The owners of impacted properties will be required to apply for new stormwater permits under current regulations which will include site plans and engineering for runoff controls. If engineering determines a plan for retrofitting, the property owner will be required to make those on site changes and if the engineers determine it is impossible, the owner will be expected to pay offsets to the state that will be used in other remediation projects in the area. The expected impact fees will be $25,000 per impervious acre of land per parcel. Vermonts definition of “parcel” is any contiguous or joined lots owned by the same owner.

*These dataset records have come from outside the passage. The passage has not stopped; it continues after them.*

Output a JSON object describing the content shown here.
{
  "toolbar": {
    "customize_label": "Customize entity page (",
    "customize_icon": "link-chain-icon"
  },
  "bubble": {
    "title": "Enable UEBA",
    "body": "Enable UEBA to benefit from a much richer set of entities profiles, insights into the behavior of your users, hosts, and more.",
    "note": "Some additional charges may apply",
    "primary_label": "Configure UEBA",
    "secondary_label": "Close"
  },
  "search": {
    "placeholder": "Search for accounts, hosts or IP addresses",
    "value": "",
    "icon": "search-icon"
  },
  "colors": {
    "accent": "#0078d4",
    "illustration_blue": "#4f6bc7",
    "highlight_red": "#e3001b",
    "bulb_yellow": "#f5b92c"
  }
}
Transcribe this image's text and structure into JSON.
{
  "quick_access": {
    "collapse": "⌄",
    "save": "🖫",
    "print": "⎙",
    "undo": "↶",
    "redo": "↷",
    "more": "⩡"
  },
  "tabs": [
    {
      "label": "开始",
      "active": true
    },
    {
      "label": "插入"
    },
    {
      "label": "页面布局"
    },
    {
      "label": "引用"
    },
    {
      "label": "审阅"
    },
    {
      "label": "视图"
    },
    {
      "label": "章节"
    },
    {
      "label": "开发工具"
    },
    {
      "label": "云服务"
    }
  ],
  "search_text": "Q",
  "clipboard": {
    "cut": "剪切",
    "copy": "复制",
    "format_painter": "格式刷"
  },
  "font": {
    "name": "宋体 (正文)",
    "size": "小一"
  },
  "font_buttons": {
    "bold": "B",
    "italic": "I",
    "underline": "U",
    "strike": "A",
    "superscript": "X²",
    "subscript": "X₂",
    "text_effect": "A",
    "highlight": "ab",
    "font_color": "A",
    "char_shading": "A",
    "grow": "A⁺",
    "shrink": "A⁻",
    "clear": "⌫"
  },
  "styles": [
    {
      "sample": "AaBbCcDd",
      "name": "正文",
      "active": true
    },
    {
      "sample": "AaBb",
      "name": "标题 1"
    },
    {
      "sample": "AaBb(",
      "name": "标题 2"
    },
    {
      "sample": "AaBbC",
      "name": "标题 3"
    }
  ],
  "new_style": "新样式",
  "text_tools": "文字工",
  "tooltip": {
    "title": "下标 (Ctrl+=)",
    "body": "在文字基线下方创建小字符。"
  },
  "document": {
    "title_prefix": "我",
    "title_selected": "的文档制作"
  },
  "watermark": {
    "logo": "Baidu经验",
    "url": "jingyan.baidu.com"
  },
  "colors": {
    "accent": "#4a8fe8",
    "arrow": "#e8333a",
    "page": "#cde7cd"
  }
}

This means campuses with multiple “plats” such as UVM would have to look at their larger footprint which could trigger the rule.
This rule was debated heavily at the state house in 2018, passing in the final days of the session. The original draft was much stricter and included impact fees more than twice the agreed upon rule. There is no doubt that this will be a challenge to some of the estimated 1000 parcel owners, but it can present an opportunity for members to assist with the planning and retrofitting process.
With the deadline for the Lake Champlain and Memphremagog basins coming quickly in 2023 its time for us to think about who we can assist. Think about some of those projects that came together in the 1990s or before that you may have worked on and reach out to help. Your clients will likely appreciate the advance notice to prepare and you could end up with the retrofitting projects.